Another line of differentiation is those political elements that relate to the general needs of the domestic capitalist class and those whose outlook is still framed by their history as state-dependent capitalists. The first pole, represented by the current president, Joko Widodo, and all the nine parties supporting him, are happy with “democracy” (that is, a formal pluralism for all parties of the bourgeoisie). They recognize the need for freedom for ongoing transactions between all the fragments, and are prepared to accept the messiness of making and remaking coalitions that goes with it. The other pole hankers for the days when a centralized authoritarian government acted firmly, unimpeded by formal pluralism. They want the kind of regime that once allowed them to flourish, and with much less hassle.

Associated with this second pole are the few parties or advocates, openly or otherwise, of an Islamic state of some kind — that is, a state where religious law and religious authority (i.e. of selected religious scholars) is preeminent. They loathe what they see as the concessions to secular culture that electoral pluralism has produced.

In the national parliament, the parties are divided into three blocs. The first is a group of eight parties that support the Widodo government — the transactional “democrats.” The second is composed of two parties: Gerindra, headed by former Suharto general Prabowo Subianto, and the Welfare and Justice Party, a conservative Islamist party. These two parties also regularly align themselves with extra-parliamentary conservative Islamic groups. This bloc acts as an “opposition” to the Widodo government.

The third bloc comprises a single party, the Democrat Party, headed by former president Susilo Bambang Yudhoyono, which bills itself as “national religious” and recruits liberal intellectuals as well as more conservative politicos. It regards itself as a party that can bridge the gap between different parts of the capitalist class, accommodating the needs of both small and medium capital and the ex-cronies.

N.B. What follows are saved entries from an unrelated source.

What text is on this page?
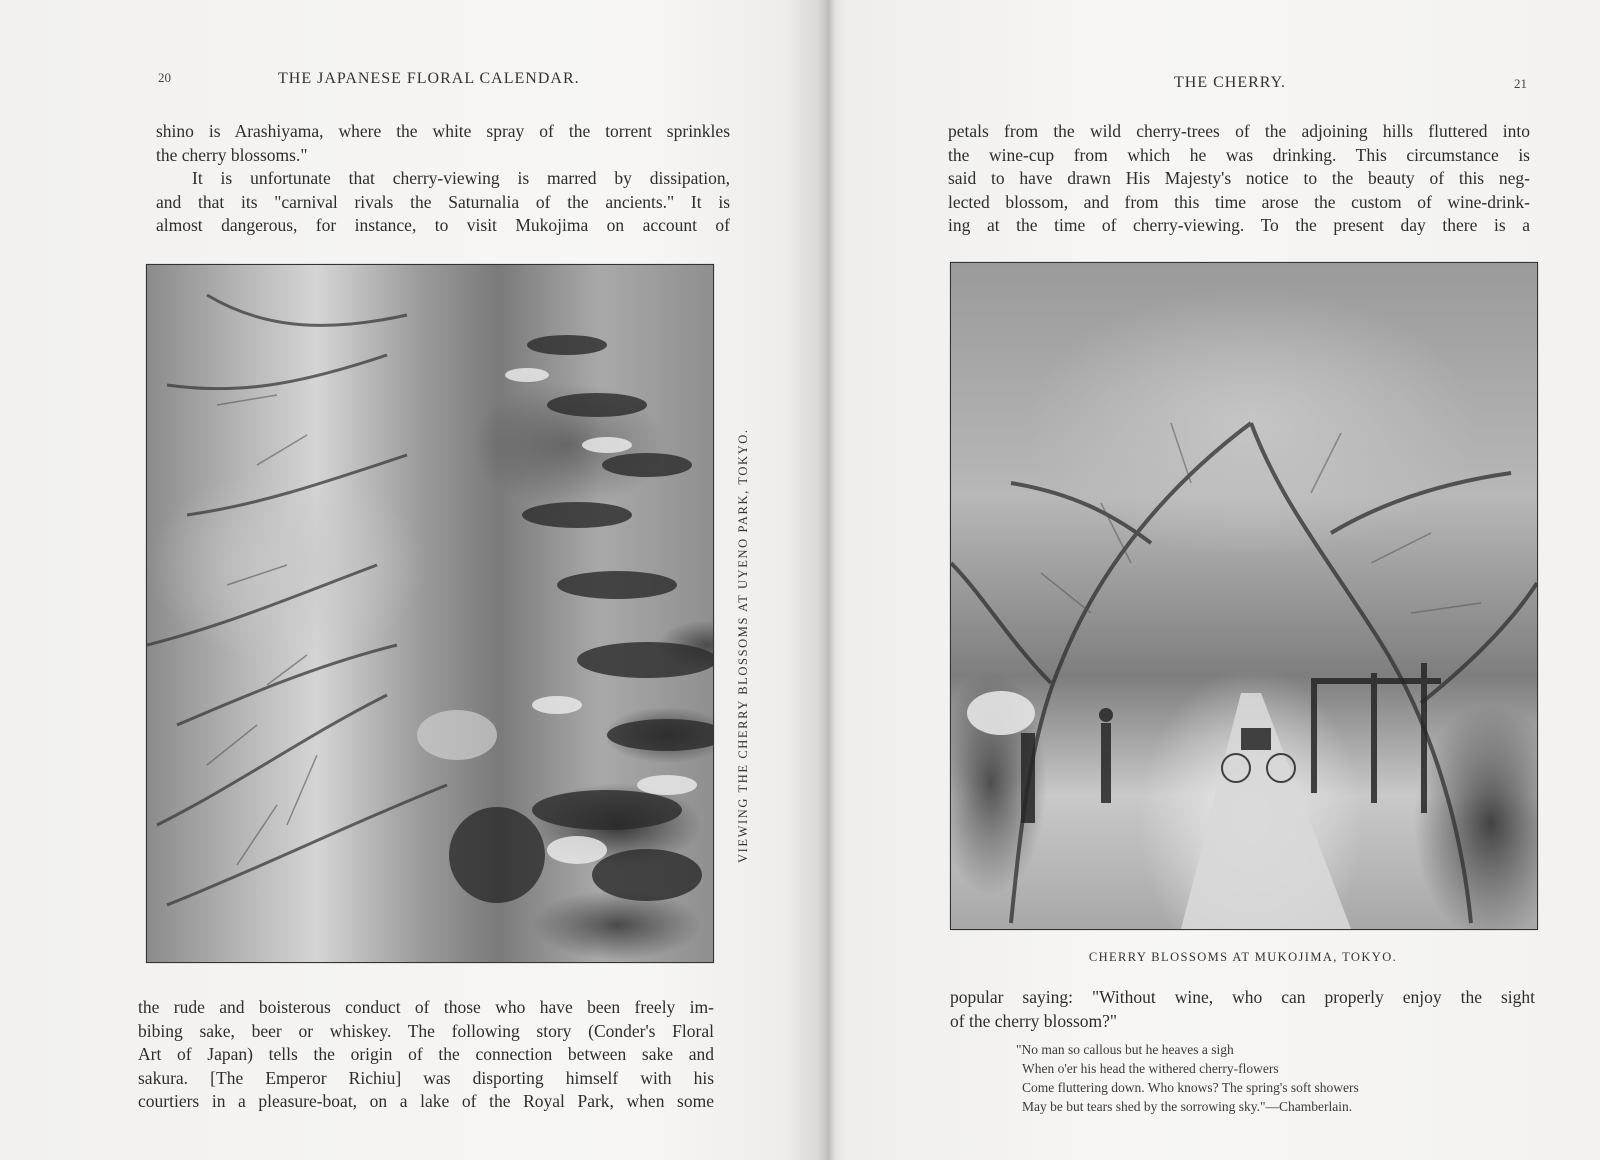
20	THE JAPANESE FLORAL CALENDAR.

shino is Arashiyama, where the white spray of the torrent sprinkles

the cherry blossoms."

It is unfortunate that cherry-viewing is marred by dissipation,

and that its "carnival rivals the Saturnalia of the ancients." It is

almost dangerous, for instance, to visit Mukojima on account of

VIEWING THE CHERRY BLOSSOMS AT UYENO PARK, TOKYO.

the rude and boisterous conduct of those who have been freely im-

bibing sake, beer or whiskey. The following story (Conder's Floral

Art of Japan) tells the origin of the connection between sake and

sakura. [The Emperor Richiu] was disporting himself with his

courtiers in a pleasure-boat, on a lake of the Royal Park, when some

THE CHERRY.	21

petals from the wild cherry-trees of the adjoining hills fluttered into

the wine-cup from which he was drinking. This circumstance is

said to have drawn His Majesty's notice to the beauty of this neg-

lected blossom, and from this time arose the custom of wine-drink-

ing at the time of cherry-viewing. To the present day there is a

CHERRY BLOSSOMS AT MUKOJIMA, TOKYO.

popular saying: "Without wine, who can properly enjoy the sight

of the cherry blossom?"

"No man so callous but he heaves a sigh
When o'er his head the withered cherry-flowers
Come fluttering down. Who knows? The spring's soft showers
May be but tears shed by the sorrowing sky."—Chamberlain.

Despite their differences, all three blocs favor the current economic strategy, which has been pursued for more than two decades: support for capitalist-led growth and, more recently, wage suppression. They eschew redistribution save for a minimal World Bank–sanctioned social safety net. And they do what they can to keep discussions of past human rights violations out of the public arena.

The three bloc differentiation apparent at the national level is often absent at the local level, with the various parties formally aligning themselves with whomever seems likely to help them get elected or attain positions — even those they purportedly oppose at the national level. This makes it difficult to discern which of the national-level blocs performed the best in the recent elections. Looking forward to next year’s presidential election, it appears the contest will still be between the current president, Widodo, and his 2014 challenger, Prabowo. Formal nominations by party alliances of their presidential candidates will take place this August.

So, in Indonesia, it’s choice with no choice. Of course, this is not just a feature of contemporary Indonesian politics. Most electoral systems in capitalist countries, especially in this era, offer no real choice (although the Bernie Sanders and Jeremy Corbyn phenomena indicate that is changing in some places).

But Indonesia is particularly bereft. The extreme and totalitarian character of the suppression in Indonesia, not only of organization but of popular traditions and past progressive ideologies, means that a significant dissident minority current has still not made itself felt. Only the capitalist class, in its variegated forms, is represented politically. For popular forces, Indonesia is a veritable desert — a daunting environment for anything verdant to grow.

The longer this goes on, with social and cultural conditions failing to keep up with the aspirations of young Indonesians, most of whom are not part of the bourgeoisie, the more likely the eventual explosion will be shot through with both class tensions and generational conflict.